Despite the bad experience with her first job in the United Kingdom, Edith had an overall good impression of the English, who never discriminated against her because of her Jewish and/or refugee background. After the war, Edith joined the US Army as a “civilian employee.” She then saw her father Gustav again, who had survived the war in France with his third wife, Jenny, and their son Leo. In 1945, Edith was sent by the US Army to Munich. She also visited Vienna for the first time since 1938, but she could not bear meeting Austrians who were in denial about the past and wading in self-pity. She returned to Vienna many years later as a tourist with her husband.


Edith left the US Army in 1946, and then worked for two years for “The Joint”  in Paris, until a friend persuaded her to join her in Sydney. In Australia, Edith was homesick for European culture—particularly theatre and food—but when she was about to leave Sydney, she met Fernand, her future husband, who was a refugee from Egypt. She stayed in Sydney another year to be with him before they returned together, married, to Paris, where they lived until moving to London in 1952.


Vienna has always been a special place for Edith, because she spent her formative years there, and she has visited Vienna many times, but she felt it was the same city after World War II. She feels at home in London, which she loves, but she considers herself “a citizen of the world”. Edith’s only regret in life is that she was unable to help her stepmother Claire escape Austria, although Edith tried everything she could at the time. Claire was deported and killed in Izbica, Poland. Edith’s father, Gustav, moved from France to London upon becoming blind. He lived in the Leo Baeck House until he died in 1974.

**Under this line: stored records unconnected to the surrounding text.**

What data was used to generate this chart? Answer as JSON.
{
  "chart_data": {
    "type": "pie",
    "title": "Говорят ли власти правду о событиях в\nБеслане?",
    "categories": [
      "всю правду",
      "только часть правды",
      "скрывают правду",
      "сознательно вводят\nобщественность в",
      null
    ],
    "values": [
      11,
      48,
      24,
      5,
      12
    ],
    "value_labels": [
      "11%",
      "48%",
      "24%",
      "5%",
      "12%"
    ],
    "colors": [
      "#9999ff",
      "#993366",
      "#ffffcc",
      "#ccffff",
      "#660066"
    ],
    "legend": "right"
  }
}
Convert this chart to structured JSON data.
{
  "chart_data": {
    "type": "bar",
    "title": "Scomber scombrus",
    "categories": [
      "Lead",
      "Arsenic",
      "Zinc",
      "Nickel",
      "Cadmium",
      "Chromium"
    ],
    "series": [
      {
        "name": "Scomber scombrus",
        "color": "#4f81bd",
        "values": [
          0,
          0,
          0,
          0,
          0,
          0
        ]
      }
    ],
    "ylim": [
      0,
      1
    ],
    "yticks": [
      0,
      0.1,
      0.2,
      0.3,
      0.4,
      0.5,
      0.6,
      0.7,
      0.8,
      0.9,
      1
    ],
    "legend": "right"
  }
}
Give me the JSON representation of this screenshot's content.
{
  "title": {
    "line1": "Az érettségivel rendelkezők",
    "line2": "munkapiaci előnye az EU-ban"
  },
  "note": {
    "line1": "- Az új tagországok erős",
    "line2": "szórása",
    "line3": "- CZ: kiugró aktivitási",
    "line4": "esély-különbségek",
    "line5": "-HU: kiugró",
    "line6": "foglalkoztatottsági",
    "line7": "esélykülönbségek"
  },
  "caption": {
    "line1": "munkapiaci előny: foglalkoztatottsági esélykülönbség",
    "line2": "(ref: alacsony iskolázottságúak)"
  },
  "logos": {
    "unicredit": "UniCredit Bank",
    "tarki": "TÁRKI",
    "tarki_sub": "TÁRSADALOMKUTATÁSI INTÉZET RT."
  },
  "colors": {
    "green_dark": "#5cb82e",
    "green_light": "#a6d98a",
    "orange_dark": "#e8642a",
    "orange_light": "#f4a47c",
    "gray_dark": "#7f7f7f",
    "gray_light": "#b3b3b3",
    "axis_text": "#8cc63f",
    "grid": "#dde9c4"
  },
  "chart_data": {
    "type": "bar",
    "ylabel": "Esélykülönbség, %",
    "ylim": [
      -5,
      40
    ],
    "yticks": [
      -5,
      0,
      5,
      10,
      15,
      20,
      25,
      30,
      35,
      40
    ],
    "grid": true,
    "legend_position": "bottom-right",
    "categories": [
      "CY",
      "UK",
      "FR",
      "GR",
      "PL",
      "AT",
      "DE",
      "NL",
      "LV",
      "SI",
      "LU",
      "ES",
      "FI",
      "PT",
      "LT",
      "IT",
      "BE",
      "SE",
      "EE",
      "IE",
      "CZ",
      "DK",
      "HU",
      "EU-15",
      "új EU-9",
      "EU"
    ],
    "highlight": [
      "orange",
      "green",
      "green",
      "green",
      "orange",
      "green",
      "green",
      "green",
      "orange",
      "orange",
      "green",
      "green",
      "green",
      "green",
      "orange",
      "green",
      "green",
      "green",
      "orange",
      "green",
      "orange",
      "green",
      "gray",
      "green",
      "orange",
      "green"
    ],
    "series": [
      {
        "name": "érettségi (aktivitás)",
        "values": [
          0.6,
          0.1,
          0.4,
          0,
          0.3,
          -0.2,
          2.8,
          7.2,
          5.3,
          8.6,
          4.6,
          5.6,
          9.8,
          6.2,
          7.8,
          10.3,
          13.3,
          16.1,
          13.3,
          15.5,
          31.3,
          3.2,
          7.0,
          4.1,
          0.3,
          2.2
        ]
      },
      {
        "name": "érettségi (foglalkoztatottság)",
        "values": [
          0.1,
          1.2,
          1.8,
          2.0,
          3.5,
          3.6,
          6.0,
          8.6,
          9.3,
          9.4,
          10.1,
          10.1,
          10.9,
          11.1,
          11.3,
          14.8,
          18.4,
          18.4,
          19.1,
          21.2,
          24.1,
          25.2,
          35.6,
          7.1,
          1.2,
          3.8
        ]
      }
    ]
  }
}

Edith’s message to younger generations is to learn from history so that it won’t repeat itself, but Edith feels that refugees today are just as unwelcome around the world as she was in 1938.

Keyword

Full Interview

Transcript

All night long we could hear the chanting: “Sieg Heil, Sieg Heil, Sieg Heil! [???Wir danken unserem Führer!” And it was I think the worst night of my life. It was terrible. And you know it’s so dreadful to wake up the next morning and find that you are an untermensch. You are a sub-human being.

I was trying to get Claire over. And I thought she would have made a wonderful domestic servant. And I tried, I pleaded with the people you know to find a sponsor for her. To find somebody who would employ here. And I assured her that she would be a treasure, unlike me. [half-laughs] And she did find somebody. But the Home Office wouldn’t have her because she was two years too old. She was fifty-seven, and they said the age limit was fifty-five. But although I know people who were older and got over. My aunt was older, and she got over, because the Quakers got her over. I suppose it depended on the sort of clout you have. And, and I couldn’t get- And I never got over that, you know, that I... I couldn’t save her.

I think the worst job was that terrible woman who hated me and I hated her. In Surrey. ‘The Master’ and ‘the Mistress’. I don’t think we could stand the sight of each other. And she was really- You know, people always felt they could say anything because, you know, domestic servants didn’t count. They weren’t human beings. They were just something.